My Lords, the ratio of administrative and clerical staff to consultants, doctors, nursing and ancillary staff is as follows. In 1970, there was one administrative person as against 7.6 consultants, doctors, nurses and ancillary staff. The ratio fell in 1971 to one as against 7.5; it fell again in 1972 to one as against 7.4; and in 1973 the ratio was one as against 6.9. I am sorry that I cannot give your Lordships the 1974 figures, because these are not available.

Lord ABERDARE

My Lords, is the noble Lord aware that there are naturally difficulties in any reorganised Service, because it takes time to settle down? Is he also aware that the reorganised National Health Service absorbed whole departments from the local authority health departments? Therefore, necessarily, the administrative staffs increased and I do not think it either generous or right of the noble Lord to blame all his difficulties on the previous Government.

Lord WELLS-PESTELL

My Lords, I was not aware that I had done that. I merely said that I did not like it, which is rather different. It is not true to say—I am not suggesting that the noble Lord said this, but he may have implied it—that all the staff employed by local authority health departments were transferred on 1st April 1974. The fact is that we are alive to the situation, and I want to assure your Lordships that we are dealing with it.

Lord SLATER

My Lords—

Several Noble Lords

Order!—

The LORD PRIVY SEAL (Lord Shepherd)

My Lords, with respect to my noble friend, the noble Baroness, Lady Robson, has been trying unsuccessfully for some moments to put a question.

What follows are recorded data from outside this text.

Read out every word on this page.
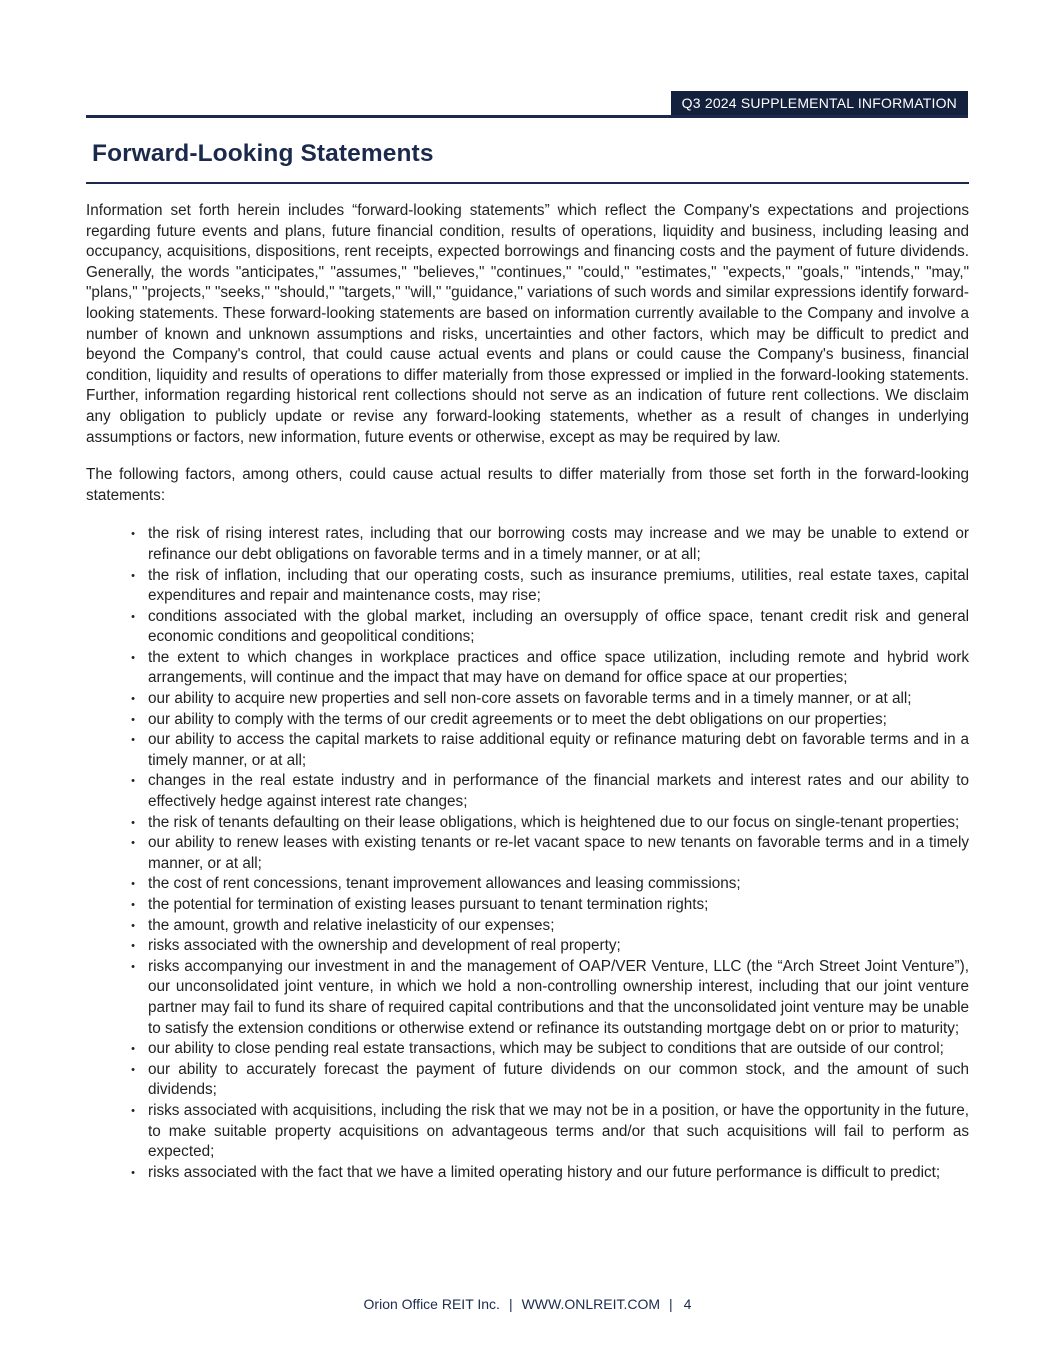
Q3 2024 SUPPLEMENTAL INFORMATION
Forward-Looking Statements

Information set forth herein includes “forward-looking statements” which reflect the Company's expectations and projections regarding future events and plans, future financial condition, results of operations, liquidity and business, including leasing and occupancy, acquisitions, dispositions, rent receipts, expected borrowings and financing costs and the payment of future dividends. Generally, the words "anticipates," "assumes," "believes," "continues," "could," "estimates," "expects," "goals," "intends," "may," "plans," "projects," "seeks," "should," "targets," "will," "guidance," variations of such words and similar expressions identify forward-looking statements. These forward-looking statements are based on information currently available to the Company and involve a number of known and unknown assumptions and risks, uncertainties and other factors, which may be difficult to predict and beyond the Company's control, that could cause actual events and plans or could cause the Company's business, financial condition, liquidity and results of operations to differ materially from those expressed or implied in the forward-looking statements. Further, information regarding historical rent collections should not serve as an indication of future rent collections. We disclaim any obligation to publicly update or revise any forward-looking statements, whether as a result of changes in underlying assumptions or factors, new information, future events or otherwise, except as may be required by law.

The following factors, among others, could cause actual results to differ materially from those set forth in the forward-looking statements:

• the risk of rising interest rates, including that our borrowing costs may increase and we may be unable to extend or refinance our debt obligations on favorable terms and in a timely manner, or at all;
• the risk of inflation, including that our operating costs, such as insurance premiums, utilities, real estate taxes, capital expenditures and repair and maintenance costs, may rise;
• conditions associated with the global market, including an oversupply of office space, tenant credit risk and general economic conditions and geopolitical conditions;
• the extent to which changes in workplace practices and office space utilization, including remote and hybrid work arrangements, will continue and the impact that may have on demand for office space at our properties;
• our ability to acquire new properties and sell non-core assets on favorable terms and in a timely manner, or at all;
• our ability to comply with the terms of our credit agreements or to meet the debt obligations on our properties;
• our ability to access the capital markets to raise additional equity or refinance maturing debt on favorable terms and in a timely manner, or at all;
• changes in the real estate industry and in performance of the financial markets and interest rates and our ability to effectively hedge against interest rate changes;
• the risk of tenants defaulting on their lease obligations, which is heightened due to our focus on single-tenant properties;
• our ability to renew leases with existing tenants or re-let vacant space to new tenants on favorable terms and in a timely manner, or at all;
• the cost of rent concessions, tenant improvement allowances and leasing commissions;
• the potential for termination of existing leases pursuant to tenant termination rights;
• the amount, growth and relative inelasticity of our expenses;
• risks associated with the ownership and development of real property;
• risks accompanying our investment in and the management of OAP/VER Venture, LLC (the “Arch Street Joint Venture”), our unconsolidated joint venture, in which we hold a non-controlling ownership interest, including that our joint venture partner may fail to fund its share of required capital contributions and that the unconsolidated joint venture may be unable to satisfy the extension conditions or otherwise extend or refinance its outstanding mortgage debt on or prior to maturity;
• our ability to close pending real estate transactions, which may be subject to conditions that are outside of our control;
• our ability to accurately forecast the payment of future dividends on our common stock, and the amount of such dividends;
• risks associated with acquisitions, including the risk that we may not be in a position, or have the opportunity in the future, to make suitable property acquisitions on advantageous terms and/or that such acquisitions will fail to perform as expected;
• risks associated with the fact that we have a limited operating history and our future performance is difficult to predict;
Orion Office REIT Inc. | WWW.ONLREIT.COM | 4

Baroness ROBSON of KIDDINGTON

I thank your lordships very much. I am very polite, my Lords, so I do not start speaking until I get on my feet. May I ask if the noble Lord, Lord Wells-Pestell, agrees that, irrespective of whether or not one agrees with the present structure of the National Health Service, a large part of the high administrative costs can be attributed to the proliferation of designated posts at all levels of the Service coming out from the departments? Is the noble Lord aware that it seems to many working within the Service that posts such as area linen service managers and sector administrators are unnecessary at this time of shortage of money? Also, will the noble Lord agree that the Whitley machinery is to a certain extent being used to advance career structures by creating posts at high levels?

Lord WELLS-PESTELL

My Lords, we are not unmindful of what the noble Baroness has said, but I said in my Answer to my noble friend that a planning system is being introduced to ensure that health authorities bring these commitments into balance with resources and priorities. This is one of the matters we are dealing with.

Lord PLATT

My Lords, is the Minister aware that this is the fourth time that I have tried to speak? Will Her Majesty's Government accept that improvements and economies which could be made in the Health Service can be made only by the co-operation of the administrative and medical staffs, and that this co-operation has been made a great deal more difficult by the re-organisation of the Health Service?

Lord WELLS-PESTELL

My Lords, I do not think any useful purpose would be served by my saying that I agree. What we must give our minds to is the fact that certain difficulties exist. It is not much use thinking in terms of the past, but rather we should deal with the problems that face us at the moment and try to do something about them.

Lord SLATER

My Lords, is my noble friend aware that I should not have been so keen to ask the question which I am now going to ask if it had not been for his first Answer, which suggested that the previous Government were responsible for the changeover? Can my noble friend tell me, as a past member of a hospital management committee, whether the new organisation which now exists is more efficient than the organisation it replaced?

Lord WELLS-PESTELL

My Lords, I do not think the Government are in any way questioning peoples' efficiency. What we are concerned about is keeping some trends within certain limitations.